Thank you for one bright lamp!  

~

Blogger Scientiae said...

Tony, I certainly didn't mean to imply that we don't have our own problems here (and in the UK, and France, and...) with bigotry, wildly irrational sectarian/religious thought masquerading as major political parties, etc. Anyone who's suffered through the American political scene in the last 15 years knows better.

The difference between the US and India is that here in the US, when something is identified as bigotry, that label is at least a little pejorative. Bigots can't be blatant about it here and retain general public approval. In all but the most cretinous of families, the dinner table isn't filled with observations on how thus-and-so-group are so much worse than 'we' are, complete with slurs.

That's not the case in India. Perfectly 'respectable' people feel free to be as racist, sectarian, or otherwise bigoted as they like--at length, and in public. And because of 'respect for elders', no-one ever contradicts or cuts off these mental midgets. They're alllowed to spew their poison wherever they like, with no consequence. To those of us revolted by the kind of small-minded, insular bigotry that produces this 'thinking', it's nerve-wracking if not nauseating.

And no, India's not 'the homeland.' Nashville is. I was born in the States, and raised here, and acculturated here for the most part--the exceptions are things I took on deliberately, as an adult. But my parents are Indian, and many of the people I love are Indian, and are also wonderful human beings; and I love Indian art and history and pop music. *blushes* In the year I lived there, I found it an incredible place, beautiful and fierce and overwhelming in every possible way, both good and bad.
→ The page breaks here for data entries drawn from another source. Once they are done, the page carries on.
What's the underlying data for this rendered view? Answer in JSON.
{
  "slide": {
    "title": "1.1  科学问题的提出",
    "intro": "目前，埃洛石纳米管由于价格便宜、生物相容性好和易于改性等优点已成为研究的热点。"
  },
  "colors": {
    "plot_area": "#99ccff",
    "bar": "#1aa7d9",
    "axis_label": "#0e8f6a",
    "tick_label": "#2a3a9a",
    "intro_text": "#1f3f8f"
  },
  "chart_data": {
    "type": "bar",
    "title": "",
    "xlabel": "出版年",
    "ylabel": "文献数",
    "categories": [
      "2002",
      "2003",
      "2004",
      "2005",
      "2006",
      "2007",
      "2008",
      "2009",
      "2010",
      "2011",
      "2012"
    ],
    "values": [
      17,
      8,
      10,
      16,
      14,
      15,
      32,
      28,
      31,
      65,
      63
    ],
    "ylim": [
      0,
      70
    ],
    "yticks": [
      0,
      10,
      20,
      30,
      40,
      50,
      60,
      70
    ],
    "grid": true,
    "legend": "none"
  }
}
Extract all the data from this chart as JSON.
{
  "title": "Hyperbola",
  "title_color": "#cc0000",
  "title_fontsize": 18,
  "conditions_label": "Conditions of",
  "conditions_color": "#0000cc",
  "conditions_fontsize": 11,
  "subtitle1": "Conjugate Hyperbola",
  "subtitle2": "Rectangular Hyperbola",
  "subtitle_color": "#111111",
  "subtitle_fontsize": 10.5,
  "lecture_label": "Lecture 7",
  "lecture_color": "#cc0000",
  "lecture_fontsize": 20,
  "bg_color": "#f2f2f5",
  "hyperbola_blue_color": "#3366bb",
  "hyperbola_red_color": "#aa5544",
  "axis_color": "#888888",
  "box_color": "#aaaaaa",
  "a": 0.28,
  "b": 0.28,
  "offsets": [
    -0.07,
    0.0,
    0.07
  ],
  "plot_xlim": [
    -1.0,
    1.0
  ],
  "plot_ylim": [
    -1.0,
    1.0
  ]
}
So I'm emotionally invested in India. However few the pieces of my identity that come from there, the ones that do are deeply rooted. (Like my cousins, whom I honestly both love and admire. It's one thing to grow up fair-minded in the States; it's another entirely to grow up fair-minded in India.)

And even without all that, I still couldn't but help want India to be a better place for the people who live there--because other humans' suffering diminishes us, and dims the light everywhere.